Looking back, those people who made you worse and less happy actually made you dislike who you were at the time. Human nature has both good and bad sides, but some objects will inspire the good side and others will inspire the bad side of you. The bad side of yourself that you dislike erupts because of being with the other person, such as selfishness, capriciousness, harshness, greed, and irrationality... In the end, you will become less fond of yourself because this is not the person you want to be!
Looking back on my own past, I once became a person who was suspicious, suspicious, deceitful, negative, abusive, and emotionally out of control. At that time, I really didn't like myself. The wrong person makes you feel even more wrong, and that feeling is really scary.
I have experienced many things in my life. Many good friends ask me what personality traits attract me to my partner, and I answer, "Integrity". Indeed, he is the most upright person of the opposite sex I know. I have met many different, outstanding, attractive, and charming boys before marriage, but they do not particularly attract me because I know that with them, I will not become a 'better me'. In the past, I might have thought that 'integrity' was not a very important personality option, but after experiencing many things, I realized that being able to have a good character and guide you in a good direction with that partner is the person who can truly help you grow.

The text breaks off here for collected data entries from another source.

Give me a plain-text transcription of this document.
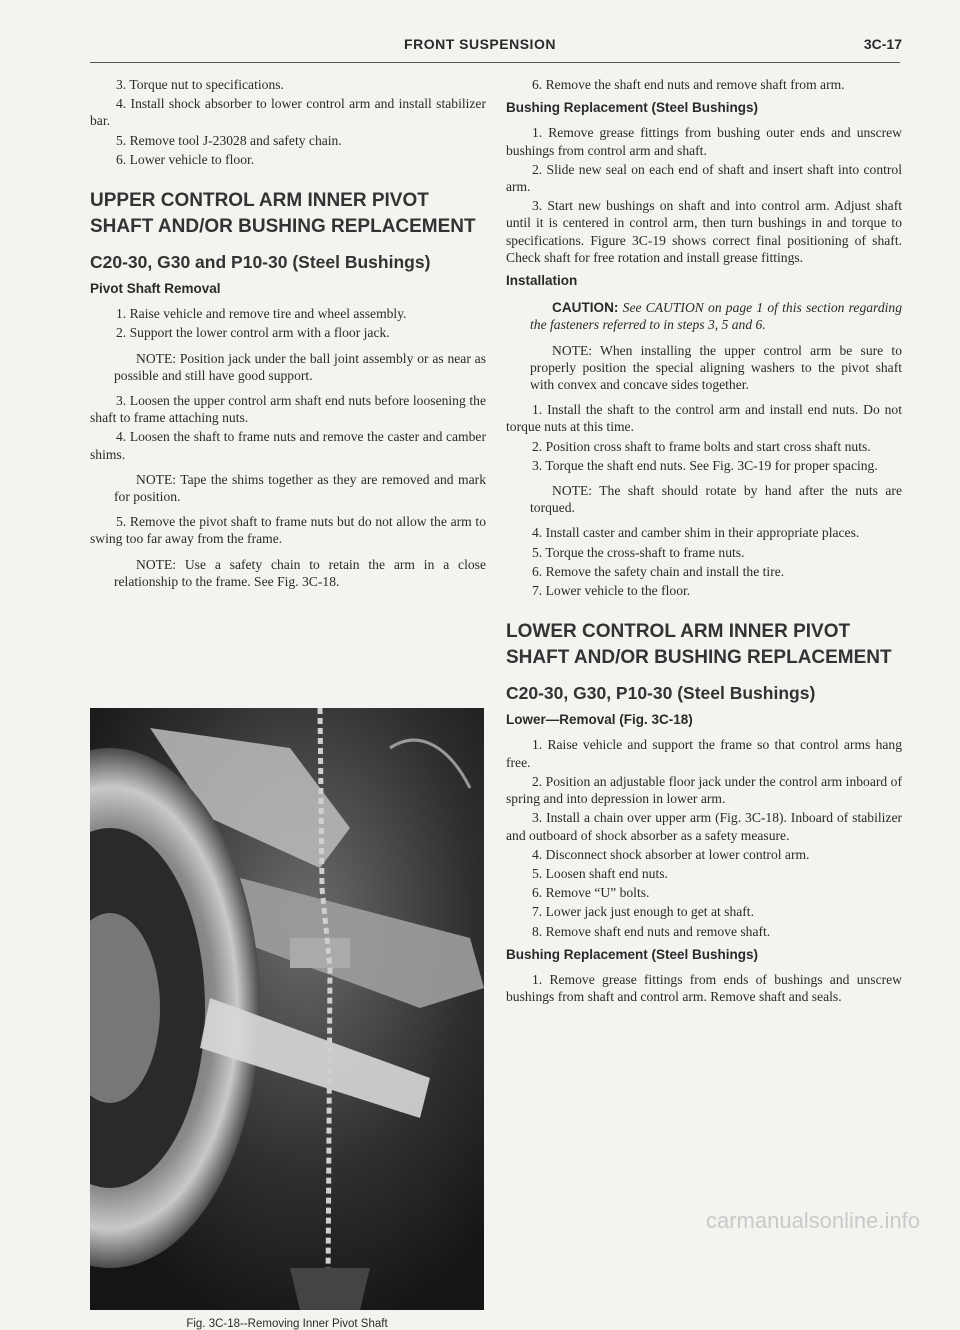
FRONT SUSPENSION	3C-17

3. Torque nut to specifications.

4. Install shock absorber to lower control arm and install stabilizer bar.

5. Remove tool J-23028 and safety chain.

6. Lower vehicle to floor.

UPPER CONTROL ARM INNER PIVOT SHAFT AND/OR BUSHING REPLACEMENT
C20-30, G30 and P10-30 (Steel Bushings)
Pivot Shaft Removal

1. Raise vehicle and remove tire and wheel assembly.

2. Support the lower control arm with a floor jack.

NOTE: Position jack under the ball joint assembly or as near as possible and still have good support.

3. Loosen the upper control arm shaft end nuts before loosening the shaft to frame attaching nuts.

4. Loosen the shaft to frame nuts and remove the caster and camber shims.

NOTE: Tape the shims together as they are removed and mark for position.

5. Remove the pivot shaft to frame nuts but do not allow the arm to swing too far away from the frame.

NOTE: Use a safety chain to retain the arm in a close relationship to the frame. See Fig. 3C-18.

Fig. 3C-18--Removing Inner Pivot Shaft

6. Remove the shaft end nuts and remove shaft from arm.

Bushing Replacement (Steel Bushings)

1. Remove grease fittings from bushing outer ends and unscrew bushings from control arm and shaft.

2. Slide new seal on each end of shaft and insert shaft into control arm.

3. Start new bushings on shaft and into control arm. Adjust shaft until it is centered in control arm, then turn bushings in and torque to specifications. Figure 3C-19 shows correct final positioning of shaft. Check shaft for free rotation and install grease fittings.

Installation

CAUTION: See CAUTION on page 1 of this section regarding the fasteners referred to in steps 3, 5 and 6.

NOTE: When installing the upper control arm be sure to properly position the special aligning washers to the pivot shaft with convex and concave sides together.

1. Install the shaft to the control arm and install end nuts. Do not torque nuts at this time.

2. Position cross shaft to frame bolts and start cross shaft nuts.

3. Torque the shaft end nuts. See Fig. 3C-19 for proper spacing.

NOTE: The shaft should rotate by hand after the nuts are torqued.

4. Install caster and camber shim in their appropriate places.

5. Torque the cross-shaft to frame nuts.

6. Remove the safety chain and install the tire.

7. Lower vehicle to the floor.

LOWER CONTROL ARM INNER PIVOT SHAFT AND/OR BUSHING REPLACEMENT
C20-30, G30, P10-30 (Steel Bushings)
Lower—Removal (Fig. 3C-18)

1. Raise vehicle and support the frame so that control arms hang free.

2. Position an adjustable floor jack under the control arm inboard of spring and into depression in lower arm.

3. Install a chain over upper arm (Fig. 3C-18). Inboard of stabilizer and outboard of shock absorber as a safety measure.

4. Disconnect shock absorber at lower control arm.

5. Loosen shaft end nuts.

6. Remove “U” bolts.

7. Lower jack just enough to get at shaft.

8. Remove shaft end nuts and remove shaft.

Bushing Replacement (Steel Bushings)

1. Remove grease fittings from ends of bushings and unscrew bushings from shaft and control arm. Remove shaft and seals.

carmanualsonline.info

I admit that I wasn't a very upright person in the past. I had many selfish and self centered thoughts, and I didn't feel that I needed to be more focused or upright in my emotions or life. I wasn't very considerate of others and lived only for myself. I have also met many people with excellent conditions but crooked personalities, and I also know many people who are emotionally disloyal and play games in life. I feel that it doesn't matter. In the past, I didn't think character was such an important thing. But since meeting my significant other, I have only realized how important it is to have a partner who will guide you in a good direction.

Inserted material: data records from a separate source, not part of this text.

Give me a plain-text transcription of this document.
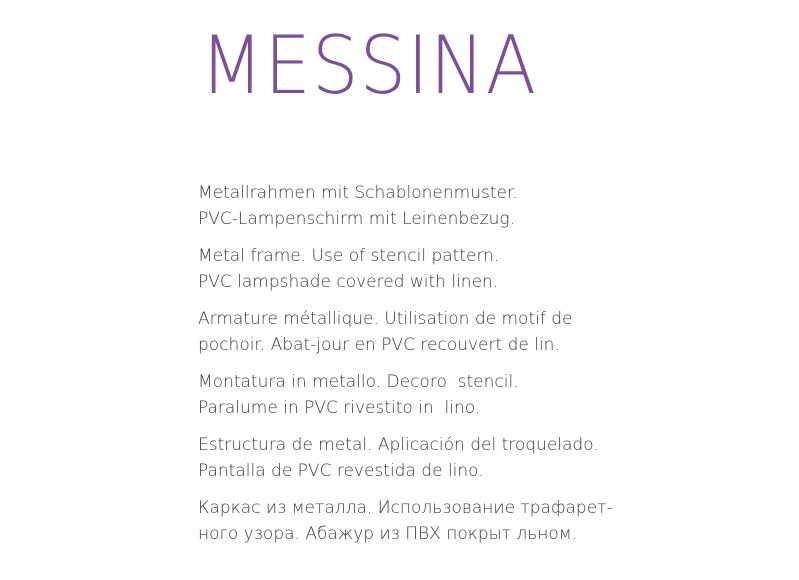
MESSINA

Metallrahmen mit Schablonenmuster.
PVC-Lampenschirm mit Leinenbezug.

Metal frame. Use of stencil pattern.
PVC lampshade covered with linen.

Armature métallique. Utilisation de motif de
pochoir. Abat-jour en PVC recouvert de lin.

Montatura in metallo. Decoro  stencil.
Paralume in PVC rivestito in  lino.

Estructura de metal. Aplicación del troquelado.
Pantalla de PVC revestida de lino.

Каркас из металла. Использование трафарет-
ного узора. Абажур из ПВХ покрыт льном.
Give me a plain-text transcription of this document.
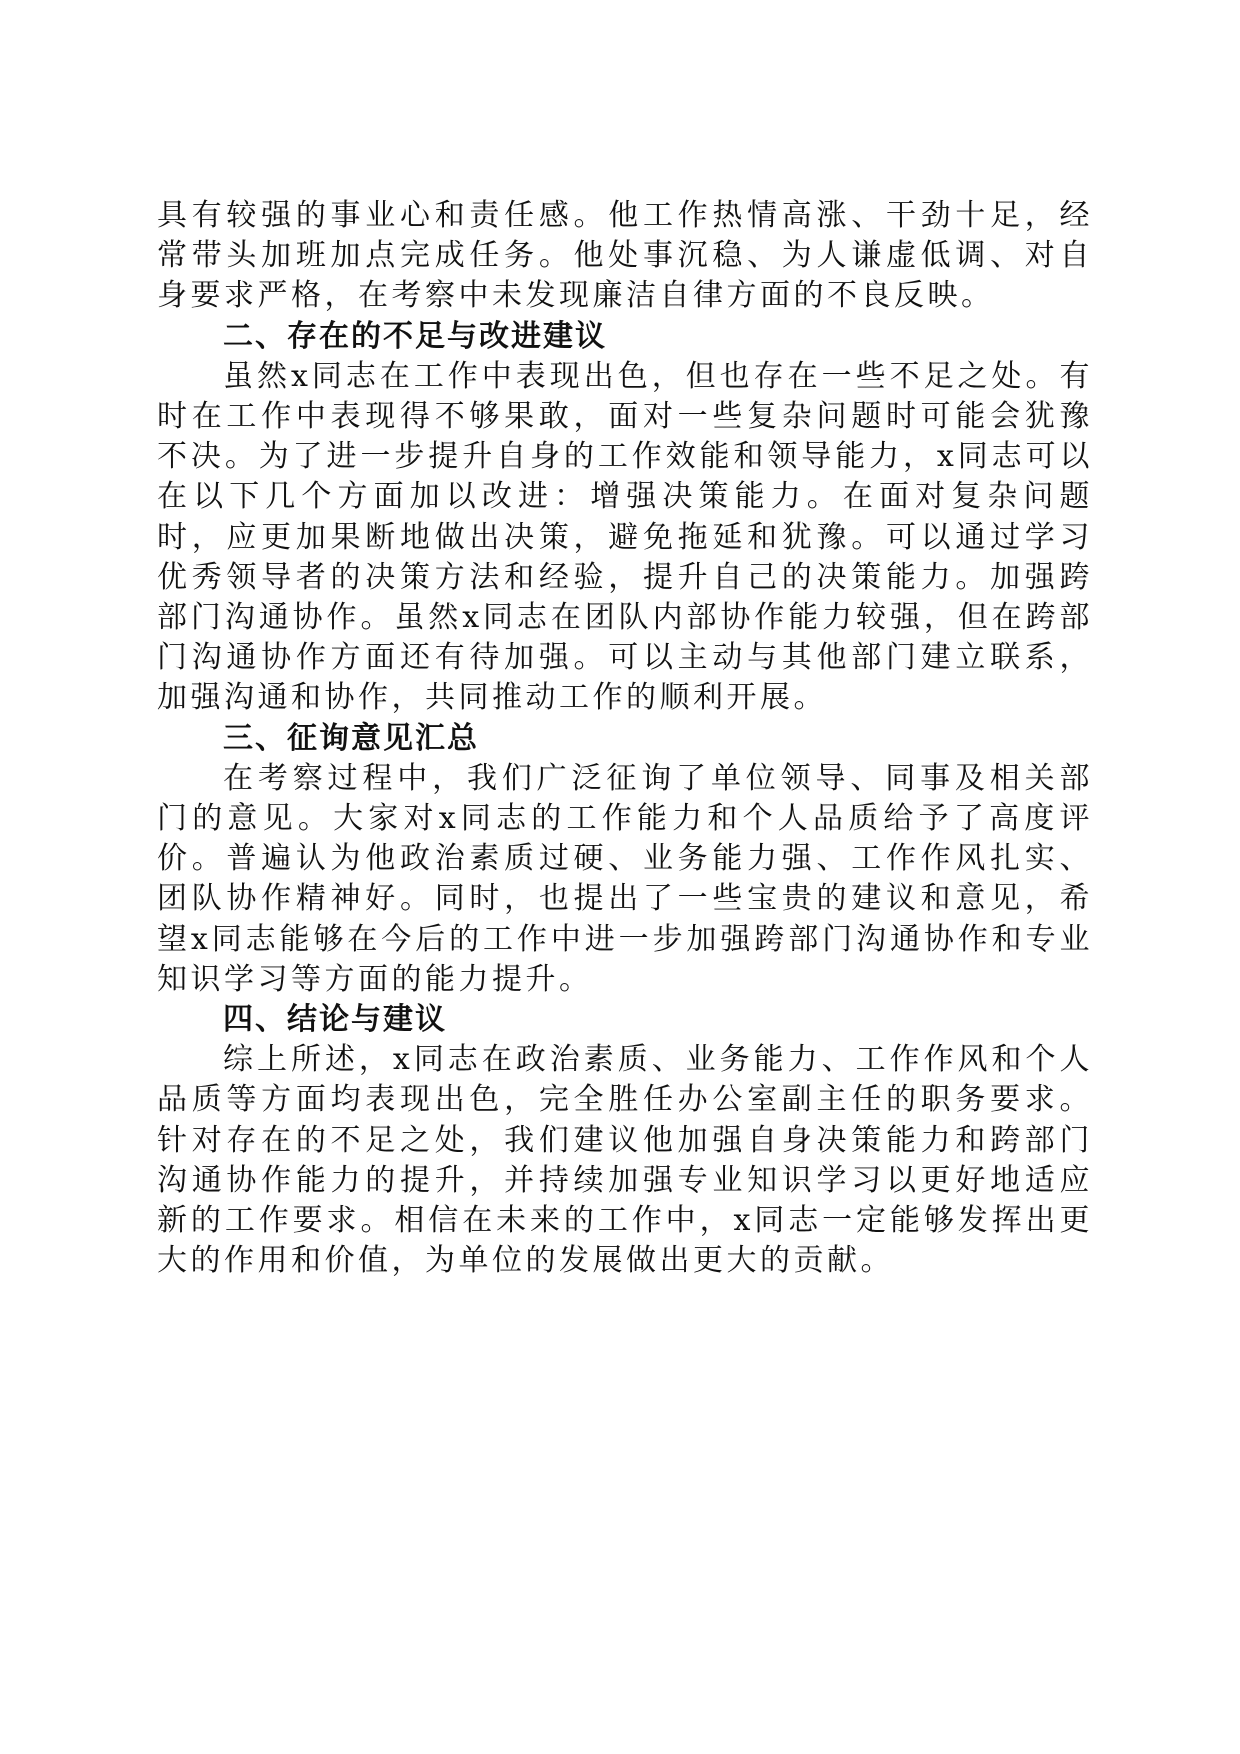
具有较强的事业心和责任感。他工作热情高涨、干劲十足，经常带头加班加点完成任务。他处事沉稳、为人谦虚低调、对自身要求严格，在考察中未发现廉洁自律方面的不良反映。

二、存在的不足与改进建议

虽然x同志在工作中表现出色，但也存在一些不足之处。有时在工作中表现得不够果敢，面对一些复杂问题时可能会犹豫不决。为了进一步提升自身的工作效能和领导能力，x同志可以在以下几个方面加以改进：增强决策能力。在面对复杂问题时，应更加果断地做出决策，避免拖延和犹豫。可以通过学习优秀领导者的决策方法和经验，提升自己的决策能力。加强跨部门沟通协作。虽然x同志在团队内部协作能力较强，但在跨部门沟通协作方面还有待加强。可以主动与其他部门建立联系，加强沟通和协作，共同推动工作的顺利开展。

三、征询意见汇总

在考察过程中，我们广泛征询了单位领导、同事及相关部门的意见。大家对x同志的工作能力和个人品质给予了高度评价。普遍认为他政治素质过硬、业务能力强、工作作风扎实、团队协作精神好。同时，也提出了一些宝贵的建议和意见，希望x同志能够在今后的工作中进一步加强跨部门沟通协作和专业知识学习等方面的能力提升。

四、结论与建议

综上所述，x同志在政治素质、业务能力、工作作风和个人品质等方面均表现出色，完全胜任办公室副主任的职务要求。针对存在的不足之处，我们建议他加强自身决策能力和跨部门沟通协作能力的提升，并持续加强专业知识学习以更好地适应新的工作要求。相信在未来的工作中，x同志一定能够发挥出更大的作用和价值，为单位的发展做出更大的贡献。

So I have changed a lot. I have become more considerate and empathetic. I have learned to be less selfish and willing to give more. I don't want to socialize with those bad friends because I know how to choose good friends instead of pursuing good relationships. I have also changed my personality and learned to be humble and self disciplined, because he always says to me, 'People should be humble.' So I don't blame others first, but rather think about whether to improve myself. My temper has improved because I understand the difficulties of others. I am willing to let others know because I no longer love face and worry about winning or losing. Instead, I am willing to take a step back and relax my heart.
I really like my current state because my other half is a mirror and the person who supports me the most and hopes for me to become better. I think this is a positive influence, the influence between partners really determines what kind of person you become.
A good partner will give you more positive energy, encourage you, support you, support you, and be willing to correct you and give you advice for your own good. A good partner will not deceive you, but will make you trust him wholeheartedly.
If a partner only fills you with negative energy and becomes the 'self you hate the most' (we have all experienced it before), then you should think carefully. Is such a partner really suitable for you?
True love is not just about me loving you and you loving me, but about hoping that the person you love becomes a better person, someone worth better, and someone worth being loved. If the person you love doesn't want you to be better or happier, then when will you spend yourself? Consuming oneself is not love.
The partner you choose will deeply affect what kind of person you become. Love can make you better, it can also make you worse, it can make you happy, and it can also make you abandon yourself.
Rather than being with someone who makes you feel worse, painful, self negative, and dislikes you, it's really better to be single and happy. Sometimes, don't deceive yourself. Are you the "right person"? You know better than anyone else, don't you?